Acceptance criteria:

Notes:

ChrisM-S commented 5 years ago

Should be we looking within EPICS (7 I guess?) for a mechanism to cache our multiple block structures (say on the 100-1000 blocks) locally (in memory) for both client and server for quick access? Should be trivially low memory load, i.e. 64kB now, 64MB in a few years.

This would allow us to keep using the client/server communication across the network efficiently. Direct SQL access to MySQL, whilst still being a good home for providing a load-up and write-back location for blocks on the server will definitely die under any sort of individually looped query loading.
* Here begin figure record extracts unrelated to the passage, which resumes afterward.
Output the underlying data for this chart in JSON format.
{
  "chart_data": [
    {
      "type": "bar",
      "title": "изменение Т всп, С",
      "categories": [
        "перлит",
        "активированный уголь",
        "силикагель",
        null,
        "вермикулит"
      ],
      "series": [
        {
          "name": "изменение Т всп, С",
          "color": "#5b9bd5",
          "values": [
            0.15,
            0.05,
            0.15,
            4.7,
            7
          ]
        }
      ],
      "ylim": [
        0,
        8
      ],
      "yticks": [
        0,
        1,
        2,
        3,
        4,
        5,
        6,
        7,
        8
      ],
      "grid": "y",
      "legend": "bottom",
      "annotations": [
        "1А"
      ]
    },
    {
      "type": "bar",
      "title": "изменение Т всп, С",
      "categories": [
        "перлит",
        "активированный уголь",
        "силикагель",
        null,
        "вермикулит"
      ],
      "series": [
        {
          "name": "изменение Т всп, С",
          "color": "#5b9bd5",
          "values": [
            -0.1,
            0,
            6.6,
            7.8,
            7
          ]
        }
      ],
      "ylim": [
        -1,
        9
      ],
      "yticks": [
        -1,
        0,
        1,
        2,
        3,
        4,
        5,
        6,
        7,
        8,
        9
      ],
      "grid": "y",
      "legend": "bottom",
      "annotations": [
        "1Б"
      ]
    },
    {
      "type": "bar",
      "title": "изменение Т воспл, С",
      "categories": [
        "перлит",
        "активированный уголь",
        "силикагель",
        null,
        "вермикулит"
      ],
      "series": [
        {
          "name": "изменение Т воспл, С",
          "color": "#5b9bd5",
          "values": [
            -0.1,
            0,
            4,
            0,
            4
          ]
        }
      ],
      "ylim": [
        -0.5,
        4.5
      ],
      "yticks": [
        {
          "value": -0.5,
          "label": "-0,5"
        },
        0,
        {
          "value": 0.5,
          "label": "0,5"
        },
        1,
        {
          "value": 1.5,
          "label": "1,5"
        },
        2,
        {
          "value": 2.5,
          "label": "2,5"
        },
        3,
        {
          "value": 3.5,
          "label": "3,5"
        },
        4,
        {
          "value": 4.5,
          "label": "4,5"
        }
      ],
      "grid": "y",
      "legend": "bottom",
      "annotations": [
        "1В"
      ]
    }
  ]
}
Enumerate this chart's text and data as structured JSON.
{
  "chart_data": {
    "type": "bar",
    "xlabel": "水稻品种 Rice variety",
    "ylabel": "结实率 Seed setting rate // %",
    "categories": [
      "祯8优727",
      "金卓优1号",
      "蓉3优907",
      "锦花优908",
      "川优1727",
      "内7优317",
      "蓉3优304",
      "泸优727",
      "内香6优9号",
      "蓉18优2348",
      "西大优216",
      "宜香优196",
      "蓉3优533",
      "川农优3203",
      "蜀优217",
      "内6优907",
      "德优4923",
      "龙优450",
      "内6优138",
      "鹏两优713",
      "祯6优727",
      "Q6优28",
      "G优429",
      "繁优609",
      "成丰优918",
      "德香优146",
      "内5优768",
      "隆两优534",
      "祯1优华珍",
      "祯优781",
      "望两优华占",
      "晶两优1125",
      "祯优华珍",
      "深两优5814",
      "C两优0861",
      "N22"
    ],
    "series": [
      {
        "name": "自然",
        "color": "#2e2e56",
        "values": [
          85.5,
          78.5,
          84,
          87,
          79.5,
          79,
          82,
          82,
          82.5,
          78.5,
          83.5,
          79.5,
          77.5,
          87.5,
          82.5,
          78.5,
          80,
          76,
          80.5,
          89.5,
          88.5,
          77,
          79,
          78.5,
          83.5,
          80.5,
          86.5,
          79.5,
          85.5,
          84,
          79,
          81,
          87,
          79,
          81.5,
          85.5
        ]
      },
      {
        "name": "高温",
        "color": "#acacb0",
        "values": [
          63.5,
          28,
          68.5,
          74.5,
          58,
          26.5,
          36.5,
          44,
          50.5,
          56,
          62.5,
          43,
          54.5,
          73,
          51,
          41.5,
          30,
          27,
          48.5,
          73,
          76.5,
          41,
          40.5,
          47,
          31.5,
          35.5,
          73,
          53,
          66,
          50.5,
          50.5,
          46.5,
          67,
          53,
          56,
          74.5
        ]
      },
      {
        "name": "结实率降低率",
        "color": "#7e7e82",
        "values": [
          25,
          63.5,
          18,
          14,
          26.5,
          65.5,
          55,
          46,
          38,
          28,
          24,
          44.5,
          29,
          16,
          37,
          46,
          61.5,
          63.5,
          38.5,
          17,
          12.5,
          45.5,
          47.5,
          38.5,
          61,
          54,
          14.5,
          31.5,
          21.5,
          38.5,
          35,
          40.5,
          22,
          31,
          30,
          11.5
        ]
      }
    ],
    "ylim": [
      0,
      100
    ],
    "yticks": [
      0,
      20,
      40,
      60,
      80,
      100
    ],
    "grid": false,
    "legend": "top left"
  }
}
Also anything which does not provide a fast (in memory) local cache on the client will die under any sort of sustained iteration or search because of the network latency of communication to the server.

We could also look outside EPICS to something like Mongo DB, or any other associative (name=>Blockvalue) type of mapping DBMS designed to backend web sites (in memory) and accessed through a REST model? (or a least use this as a design pattern to build the same thing within EPICS).

just some thoughts whilst they come to mind!